If he doesn't make an effort to learn the language, it's because he considers the host country to be nothing more than a hostel in which he's passing through. And this will be as disastrous for the said hostel, which will then become a passageway, open to the four winds, as it will be for the guest, who will then become a sort of zombie reduced to his technical abilities.
It would be natural, therefore, for us to demand of all foreigners who come to live in France that they speak French. This is what most countries are doing. And yet, we tremble when we see in our schools parents who don't show up to meetings with teachers because they're incapable of discussing their children's future in the language of Molière.
Guaranteeing safety at dangerous sites — Photo: Frédéric Bisson
That guests should adapt to the language of their newly-adopted home — and not just guests who work on construction sites — is a form of politeness as well as a necessity for the host country, and a pledge of unity for the guest himself, one that would make him belong in the host country. For he will have to adopt the basic traditions of the country he has chosen to live in, if he wants to live there decently — even if he has left part of his heart in his original home. Language is culture's architecture and the spirit of the place, so to speak.
Only an ideologue could still speak of discrimination in this case, as Prime Minister Bernard Cazeneuve has done. Discrimination means a criminal differentiation. But to refuse France to someone who doesn't want to accept our art of living isn't discrimination, it's merely drawing the conclusions from his choice. Nobody would think of speaking of discrimination when we ban people who can't operate the machinery from construction sites.
Workers aren't robots. Their culture counts as much as the working force they represent, and that is the guarantee of a lasting society. It's madness to want to let workers run from one country to the next, wherever there's a job to be found, without learning the language and customs, without taking root anywhere, and all, without a doubt, to the great benefit of pure economics.
Europe is a space of free trade and movement, but it doesn't mean that workers can be traded from one country to another like packing slips.
Vincent You said that the "Molière clause" he invented "only shocks an out-of-touch elite." It is, indeed, the cosmopolitan elite who, used to going from country to country speaking different languages, thinks that each country should be turned into a sieve. In doing so, they show a poor knowledge of human demands. The cosmopolitan elite, made of big business people, politicians or academics, is useful and necessary to a country. They are the protectors of its openness to the world. But the most important thing for any society is to maintain itself over time.
Wandering capital can easily move from one company to the next, and even increases by doing so. Wandering workers need integration, and language is essential, in this respect.
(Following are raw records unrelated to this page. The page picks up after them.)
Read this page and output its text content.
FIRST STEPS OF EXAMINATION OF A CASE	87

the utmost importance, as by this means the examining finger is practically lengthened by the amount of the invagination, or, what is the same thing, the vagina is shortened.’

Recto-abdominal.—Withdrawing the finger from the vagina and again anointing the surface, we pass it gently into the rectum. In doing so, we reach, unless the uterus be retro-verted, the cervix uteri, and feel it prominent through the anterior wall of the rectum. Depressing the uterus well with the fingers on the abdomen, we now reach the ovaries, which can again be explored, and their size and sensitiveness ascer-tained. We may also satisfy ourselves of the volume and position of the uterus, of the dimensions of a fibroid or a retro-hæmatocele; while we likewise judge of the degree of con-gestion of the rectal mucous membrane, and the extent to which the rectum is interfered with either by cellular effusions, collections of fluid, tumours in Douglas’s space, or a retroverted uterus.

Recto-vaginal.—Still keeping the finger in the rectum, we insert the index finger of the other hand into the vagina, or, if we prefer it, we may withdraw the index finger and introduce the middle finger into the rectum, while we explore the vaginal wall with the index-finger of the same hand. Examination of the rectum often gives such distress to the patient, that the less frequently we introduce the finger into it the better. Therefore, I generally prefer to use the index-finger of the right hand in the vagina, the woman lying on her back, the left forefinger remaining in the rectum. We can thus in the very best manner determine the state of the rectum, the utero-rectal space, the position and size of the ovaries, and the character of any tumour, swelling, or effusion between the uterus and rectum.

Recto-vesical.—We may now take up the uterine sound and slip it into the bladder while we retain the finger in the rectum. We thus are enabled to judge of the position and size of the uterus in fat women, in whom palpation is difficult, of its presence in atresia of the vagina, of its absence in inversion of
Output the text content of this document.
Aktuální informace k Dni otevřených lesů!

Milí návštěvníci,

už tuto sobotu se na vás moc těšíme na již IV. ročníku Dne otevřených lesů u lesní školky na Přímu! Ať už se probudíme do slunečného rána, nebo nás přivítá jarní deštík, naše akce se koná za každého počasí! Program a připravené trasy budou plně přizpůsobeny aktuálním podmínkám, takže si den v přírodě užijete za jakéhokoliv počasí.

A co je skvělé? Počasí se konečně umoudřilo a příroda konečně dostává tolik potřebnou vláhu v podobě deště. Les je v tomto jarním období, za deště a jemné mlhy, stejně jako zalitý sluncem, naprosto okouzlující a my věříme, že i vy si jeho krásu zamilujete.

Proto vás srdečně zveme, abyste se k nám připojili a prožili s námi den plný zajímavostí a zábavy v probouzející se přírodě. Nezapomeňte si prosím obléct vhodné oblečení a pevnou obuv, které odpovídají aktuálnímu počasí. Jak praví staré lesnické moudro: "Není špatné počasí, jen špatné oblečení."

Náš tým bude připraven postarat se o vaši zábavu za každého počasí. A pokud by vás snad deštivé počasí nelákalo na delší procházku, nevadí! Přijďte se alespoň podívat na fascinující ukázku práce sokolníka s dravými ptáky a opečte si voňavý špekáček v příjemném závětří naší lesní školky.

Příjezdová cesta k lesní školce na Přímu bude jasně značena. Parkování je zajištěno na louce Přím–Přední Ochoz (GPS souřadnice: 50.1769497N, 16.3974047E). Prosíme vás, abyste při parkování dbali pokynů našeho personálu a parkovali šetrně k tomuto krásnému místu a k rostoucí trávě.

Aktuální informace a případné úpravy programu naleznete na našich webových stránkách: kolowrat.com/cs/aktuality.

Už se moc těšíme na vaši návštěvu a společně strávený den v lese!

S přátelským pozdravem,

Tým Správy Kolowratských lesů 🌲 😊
It is a curious thing that we've come to understand the importance of sustainability so easily when it comes to nature, but that we still struggle to grasp it when it comes to humans. It is curious indeed that Europe's fundamental values are understood, at least by those who talk about it, as a permanent and unstoppable flow of capital and humans, without respect for anything besides frenzied change and profitability. It's not money that is essential, it's culture. That's what forms the spirit of a place.